In Japan, a tussle at the top over maverick foreign minister

Parliament sabotages chief diplomat's trip to two key international meetings Sunday.

While other foreign ministers from around the world are headed to two key international meetings, Japan's Makiko Tanaka will be sitting in Tokyo, sidelined by a power struggle with her boss that could spell trouble for the country's ruling party.

To critics, Mrs. Tanaka is erratic - and a troublemaker. But supporters hail her as a reformer who challenges Japan's good-ol'-boy network at the foreign ministry. While many of the country's opinion-makers suggest Tanaka is unfit to represent the country in international affairs, others say she is the victim of a campaign to push her from office through a barrage of leaks aimed at capsizing her political career.

The big question is whether Prime Minister Junichiro Koizumi will have Tanaka replaced. If he forces her from office, he risks losing supporters along with the woman often ranked as Japan's most popular politician.

"Koizumi has been distancing himself from Tanaka in last few weeks," says Koichi Nakano, a professor of political science at Sophia University in Tokyo. "He's not necessarily standing by Tanaka, but now that he's under heavy pressure to fire her, it's very difficult to do that. At the same time, if he insists on keeping her and she causes further problems, his cabinet is going to be destabilized quite a bit."

When he leaped to the country's top position just over half a year ago, Mr. Koizumi had Tanaka to thank, in part. Her public appeal helped draw support from rank-and-file members of the ruling Liberal Democratic Party (LDP), and Koizumi rewarded her by giving her the nation's second-most senior position. But now, many say Tanaka has become a liability for Koizumi. Recent newspapers have been filled with embarrassing episodes, from a tiff over not receiving an invitation to an imperial garden party to a failed attempt to dismiss the ministry's head of personnel. Two of the country's major papers have suggested that Koizumi dismiss Tanaka. Bowing to the critics, Koizumi decided this week not to interfere with the Japanese parliament's refusal to let Tanaka speak at Sunday's United Nations' General Assembly meeting in New York. Tanaka will also miss out that day on the Group of Eight (G-8) foreign ministerial meeting; instead, the deputy foreign minister will represent Japan.
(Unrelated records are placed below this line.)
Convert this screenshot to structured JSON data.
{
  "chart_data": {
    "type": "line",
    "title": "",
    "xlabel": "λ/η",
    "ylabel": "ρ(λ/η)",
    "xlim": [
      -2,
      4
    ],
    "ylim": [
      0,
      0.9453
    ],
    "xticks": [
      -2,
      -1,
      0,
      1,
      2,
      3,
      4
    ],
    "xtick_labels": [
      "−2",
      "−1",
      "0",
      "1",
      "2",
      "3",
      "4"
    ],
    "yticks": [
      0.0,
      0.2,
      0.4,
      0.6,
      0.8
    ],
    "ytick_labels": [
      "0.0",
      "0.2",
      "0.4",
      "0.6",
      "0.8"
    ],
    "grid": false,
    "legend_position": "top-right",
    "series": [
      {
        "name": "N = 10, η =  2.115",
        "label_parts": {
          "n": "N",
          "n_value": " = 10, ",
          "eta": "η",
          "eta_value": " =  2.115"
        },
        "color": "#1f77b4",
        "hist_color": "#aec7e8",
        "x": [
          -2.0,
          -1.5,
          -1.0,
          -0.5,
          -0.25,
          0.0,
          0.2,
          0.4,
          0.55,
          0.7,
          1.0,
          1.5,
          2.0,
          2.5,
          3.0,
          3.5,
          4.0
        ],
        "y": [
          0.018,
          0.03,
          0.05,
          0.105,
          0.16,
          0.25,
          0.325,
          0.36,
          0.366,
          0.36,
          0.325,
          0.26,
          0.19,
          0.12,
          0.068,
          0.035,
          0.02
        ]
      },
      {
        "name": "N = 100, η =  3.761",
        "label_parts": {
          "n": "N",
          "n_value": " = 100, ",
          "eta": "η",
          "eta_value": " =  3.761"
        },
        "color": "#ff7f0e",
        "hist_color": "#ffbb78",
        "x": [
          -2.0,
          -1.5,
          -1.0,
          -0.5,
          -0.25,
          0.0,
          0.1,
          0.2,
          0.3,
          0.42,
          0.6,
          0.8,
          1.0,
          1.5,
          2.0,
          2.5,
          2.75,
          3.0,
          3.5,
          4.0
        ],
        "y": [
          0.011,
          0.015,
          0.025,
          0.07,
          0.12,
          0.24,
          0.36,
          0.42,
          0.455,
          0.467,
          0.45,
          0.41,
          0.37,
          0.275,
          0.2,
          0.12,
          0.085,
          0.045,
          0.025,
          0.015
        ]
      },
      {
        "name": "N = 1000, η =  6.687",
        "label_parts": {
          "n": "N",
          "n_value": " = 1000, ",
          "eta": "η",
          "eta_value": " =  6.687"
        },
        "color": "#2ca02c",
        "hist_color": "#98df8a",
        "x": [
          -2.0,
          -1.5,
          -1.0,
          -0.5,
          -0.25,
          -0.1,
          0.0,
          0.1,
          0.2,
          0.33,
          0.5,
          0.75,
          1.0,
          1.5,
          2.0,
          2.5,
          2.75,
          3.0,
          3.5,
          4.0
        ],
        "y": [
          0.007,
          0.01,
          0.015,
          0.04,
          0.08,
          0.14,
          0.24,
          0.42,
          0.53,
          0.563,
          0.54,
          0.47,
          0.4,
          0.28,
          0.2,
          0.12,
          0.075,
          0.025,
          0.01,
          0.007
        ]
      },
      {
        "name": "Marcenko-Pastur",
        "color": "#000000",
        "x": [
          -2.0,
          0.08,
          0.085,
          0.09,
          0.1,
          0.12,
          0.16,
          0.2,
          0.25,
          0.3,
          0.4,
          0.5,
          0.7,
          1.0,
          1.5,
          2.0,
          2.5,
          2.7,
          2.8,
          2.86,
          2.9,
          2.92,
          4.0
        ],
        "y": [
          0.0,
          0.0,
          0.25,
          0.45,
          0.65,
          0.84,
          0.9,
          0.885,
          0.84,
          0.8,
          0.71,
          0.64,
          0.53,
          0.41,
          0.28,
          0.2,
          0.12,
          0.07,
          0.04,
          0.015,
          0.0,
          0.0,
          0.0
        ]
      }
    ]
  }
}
Tanaka's frank manner may partly explain why her tenure as foreign minister seems to be in a permanent state of crisis. She entered the job six months ago with the stated intention of challenging the system and cleaning up a corruption-filled ministry - not easy tasks in a country where subtlety is as important as substance. For example, she is trying to erase the two-tiered system that distinguishes between career diplomats, who soar to plum positions after passing a test at the start of their careers, and non-career diplomats, who toil away at the ministry for years without being considered for more important positions.

Many here say that Tanaka's foes are trying to take advantage of her inexperience as minister to paint her as unflatteringly as possible.

"These are not foreign policy matters. This is bureaucrats versus politicians," says Taro Kono, one of a group of progressive young legislators in the LDP. "Mrs. Tanaka wants to go right to the core and to change the system all the way through, and bureaucrats across the board are really fearful."

For years, her position has been treated as a way station on the road to the prime minister's office, and policy was the reserve of the ministry's long-term elites. Today, the standoff between Tanaka and the bureaucrats is heightened by Sept. 11 and Japan's struggle to define its role in the war on terror.

"Among my colleagues, no serious scholars support Tanaka, simply because she doesn't know much about Japanese foreign policy," says Professor Yasunari Sone, a political scientist at Keio University.

The public views Tanaka differently. A phone poll in August by Kyodo News found that 76.9 percent of respondents approved of her performance, primarily because of her enthusiasm for reforming the foreign ministry. "If she is ruined, that is, politically ... the popularity [of this government] among the people will decline," says Setsu Kobayashi, a law professor and member of her private advisory council.